Let $p_1$ = proportion of employees at the headquarters who want the American Express Card.

$p_2$ = proportion of employees at the branch office who want the American Express Card.

So, Null Hypothesis, $H_0$ : $p_1\leq p_2$      {means that the percentage of employees at the headquarters who want the American Express Card is smaller or equal to the percentage of employees at the branch office}

Alternate Hypothesis, $H_A$ : $p_1>p_2$      {means that the percentage of employees at the headquarters who want the American Express Card is greater than the percentage of employees at the branch office}

The test statistics that would be used here Two-sample z proportion statistics;

                      T.S. =  $\frac{(\hat p_1-\hat p_2)-(p_1-p_2)}{\sqrt{\frac{\hat p_1(1-\hat p_1)}{n_1}+\frac{\hat p_2(1-\hat p_2)}{n_2} } }$  ~ N(0,1)
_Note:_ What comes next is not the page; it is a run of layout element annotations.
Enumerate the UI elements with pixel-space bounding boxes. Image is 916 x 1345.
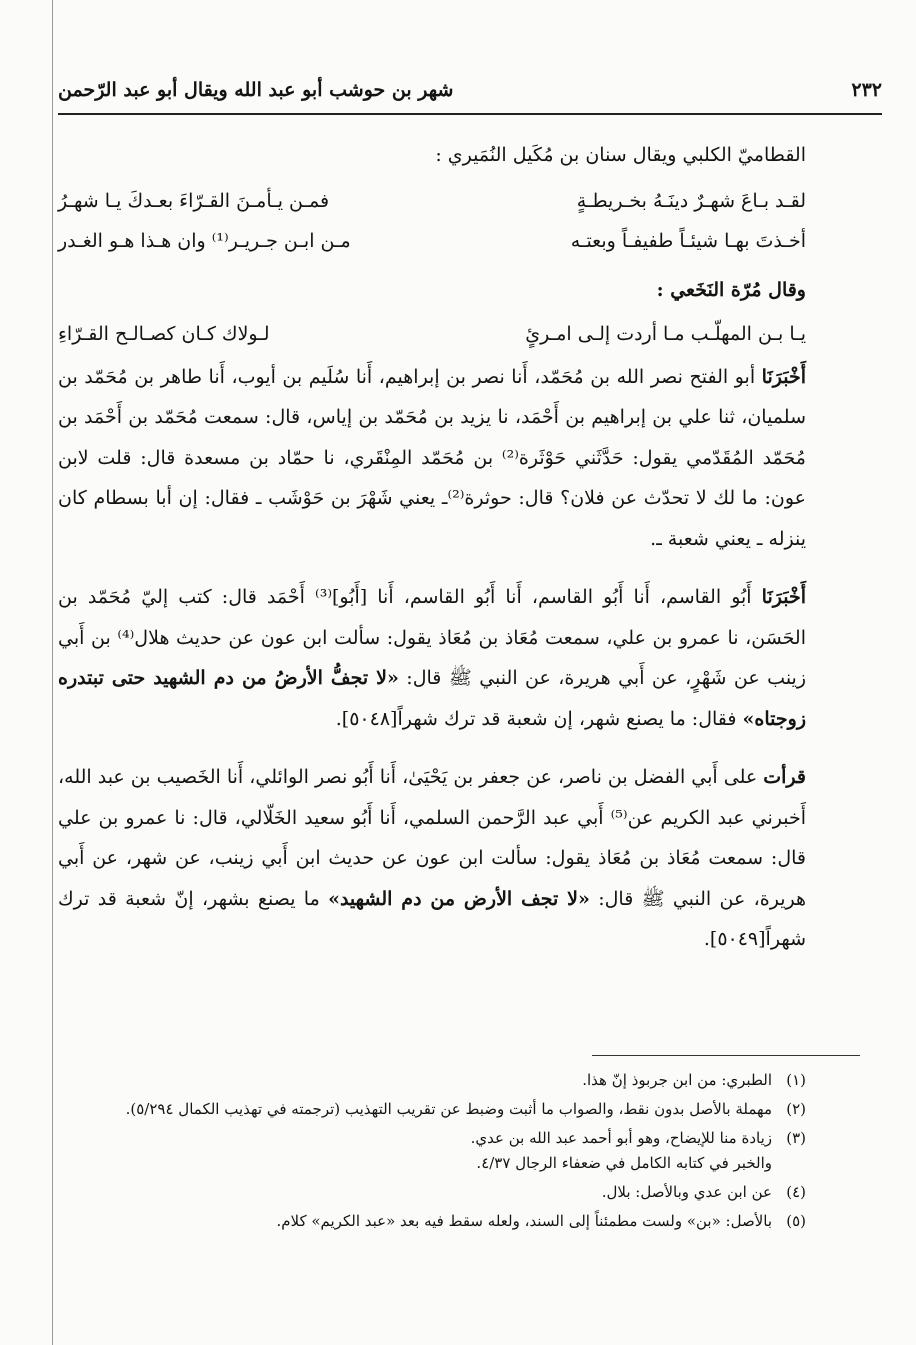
verse-second-hemistich: لـولاك كـان كصـالـح القـرّاءِ bbox=[58, 323, 270, 345]
hadith-quote: «لا تجف الأرض من دم الشهيد» bbox=[328, 887, 590, 910]
footnotes bbox=[58, 1068, 806, 1238]
footnote bbox=[58, 1068, 806, 1093]
page-header bbox=[58, 70, 882, 110]
footnote-text: عن ابن عدي وبالأصل: بلال. bbox=[601, 1183, 772, 1201]
footnote-number: (١) bbox=[786, 1071, 806, 1089]
poem-verse bbox=[58, 221, 806, 262]
hadith-quote: «لا تجفُّ الأرضُ من دم الشهيد حتى تبتدره زوجتاه» bbox=[58, 667, 806, 730]
verse-second-hemistich: مـن ابـن جـريـر⁽¹⁾ وان هـذا هـو الغـدر bbox=[58, 230, 351, 252]
narration-lead-word: أَخْبَرَنَا bbox=[761, 586, 806, 608]
verse-first-hemistich: أخـذتَ بهـا شيئـاً طفيفـاً وبعتـه bbox=[570, 230, 806, 252]
narration-paragraph bbox=[58, 757, 806, 960]
narration-text: أَبُو القاسم، أَنا أَبُو القاسم، أَنا أَبُو القاسم، أَنا [أَبُو]⁽³⁾ أَحْمَد قال: كتب إليّ مُحَمّد بن الحَسَن، نا عمرو بن علي، سمعت مُعَاذ بن مُعَاذ يقول: سألت ابن عون عن حديث هلال⁽⁴⁾ بن أَبي زينب عن شَهْرٍ، عن أَبي هريرة، عن النبي ﷺ قال: bbox=[58, 586, 807, 689]
narration-lead-word: قرأت bbox=[763, 766, 806, 788]
narration-text: فقال: ما يصنع شهر، إن شعبة قد ترك شهراً[٥٠٤٨]. bbox=[335, 707, 743, 730]
footnote bbox=[58, 1209, 806, 1234]
running-title: شهر بن حوشب أبو عبد الله ويقال أبو عبد الرّحمن bbox=[58, 79, 454, 101]
footnote-separator bbox=[592, 1055, 860, 1056]
header-rule bbox=[58, 113, 882, 115]
verse-first-hemistich: يـا بـن المهلّـب مـا أردت إلـى امـرئٍ bbox=[525, 323, 806, 345]
footnote-text: الطبري: من ابن جربوذ إنّ هذا. bbox=[582, 1071, 772, 1089]
narration-paragraph bbox=[58, 577, 806, 739]
footnote-text: والخبر في كتابه الكامل في ضعفاء الرجال ٤/٣٧. bbox=[476, 1154, 772, 1172]
poem-verse bbox=[58, 181, 806, 222]
verse-first-hemistich: لقـد بـاعَ شهـرٌ دينَـهُ بخـريطـةٍ bbox=[576, 189, 806, 212]
footnote-number: (٤) bbox=[786, 1183, 806, 1201]
binding-edge-line bbox=[52, 0, 53, 1345]
poem-verse bbox=[58, 314, 806, 355]
footnote-number: (٣) bbox=[786, 1129, 806, 1147]
footnote bbox=[58, 1097, 806, 1122]
narration-text: أبو الفتح نصر الله بن مُحَمّد، أَنا نصر بن إبراهيم، أَنا سُلَيم بن أيوب، أَنا طاهر بن مُحَمّد بن سلميان، ثنا علي بن إبراهيم بن أَحْمَد، نا يزيد بن مُحَمّد بن إياس، قال: سمعت مُحَمّد بن أَحْمَد بن مُحَمّد المُقَدّمي يقول: حَدَّثَني حَوْثَرة⁽²⁾ بن مُحَمّد المِنْقَري، نا حمّاد بن مسعدة قال: قلت لابن عون: ما لك لا تحدّث عن فلان؟ قال: حوثرة⁽²⁾ـ يعني شَهْرَ بن حَوْشَب ـ فقال: إن أبا بسطام كان ينزله ـ يعني شعبة ـ. bbox=[58, 365, 806, 550]
intro-line: القطاميّ الكلبي ويقال سنان بن مُكَيل النُمَيري : bbox=[435, 144, 806, 166]
narration-paragraph bbox=[58, 357, 806, 560]
footnote-number: (٢) bbox=[786, 1100, 806, 1118]
verse-second-hemistich: فمـن يـأمـنَ القـرّاءَ بعـدكَ يـا شهـرُ bbox=[58, 189, 330, 212]
narration-text: ما يصنع بشهر، إنّ شعبة قد ترك شهراً[٥٠٤٩]. bbox=[58, 887, 806, 950]
footnote-number: (٥) bbox=[786, 1212, 806, 1230]
page-number: ٢٣٢ bbox=[851, 79, 882, 101]
footnote bbox=[58, 1180, 806, 1205]
footnote-text: زيادة منا للإيضاح، وهو أبو أحمد عبد الله بن عدي. bbox=[470, 1129, 772, 1147]
footnote bbox=[58, 1126, 806, 1176]
main-text bbox=[58, 135, 806, 978]
footnote-text: مهملة بالأصل بدون نقط، والصواب ما أثبت وضبط عن تقريب التهذيب (ترجمته في تهذيب الكمال ٥/٢٩٤). bbox=[125, 1100, 772, 1118]
narration-text: على أَبي الفضل بن ناصر، عن جعفر بن يَحْيَىٰ، أَنا أَبُو نصر الوائلي، أَنا الخَصيب بن عبد الله، أَخبرني عبد الكريم عن⁽⁵⁾ أَبي عبد الرَّحمن السلمي، أَنا أَبُو سعيد الخَلّالي، قال: نا عمرو بن علي قال: سمعت مُعَاذ بن مُعَاذ يقول: سألت ابن عون عن حديث ابن أَبي زينب، عن شهر، عن أَبي هريرة، عن النبي ﷺ قال: bbox=[58, 766, 806, 910]
poet-attribution: وقال مُرّة النَخَعي : bbox=[656, 278, 806, 301]
footnote-text: بالأصل: «بن» ولست مطمئناً إلى السند، ولعله سقط فيه بعد «عبد الكريم» كلام. bbox=[276, 1212, 772, 1230]
narration-lead-word: أَخْبَرَنَا bbox=[761, 365, 806, 388]
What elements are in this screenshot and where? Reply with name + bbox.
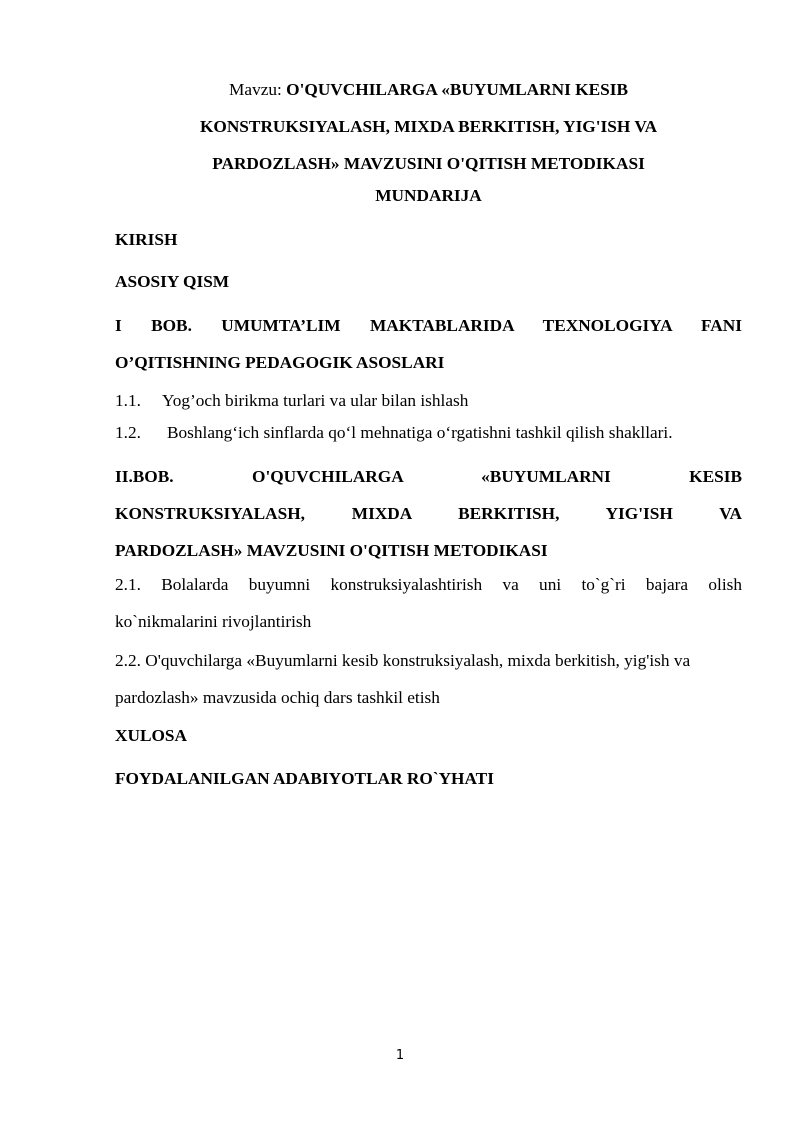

where, $\hat p_1$ = sample proportion of employees at the headquarters wanted to use the American Express Card = $\frac{350}{400}$ = 0.875

$\hat p_2$ = sample proportion of employees at the branch office wanted to use the American Express Card = $\frac{125}{350}$ = 0.357

$n_1$ = sample of people at the main corporate headquarters = 400

$n_2$ = sample of people at a branch office = 350

So, the test statistics  =  $\frac{(0.875-0.357)-(0)}{\sqrt{\frac{0.875(1-0.875)}{400}+\frac{0.357(1-0.357)}{350} } }$

                                     =  16.99

The value of z test statistics is 16.99.

Now, P-value of the test statistics is given by;

            P(Z > 16.99) = Less than 0.0005%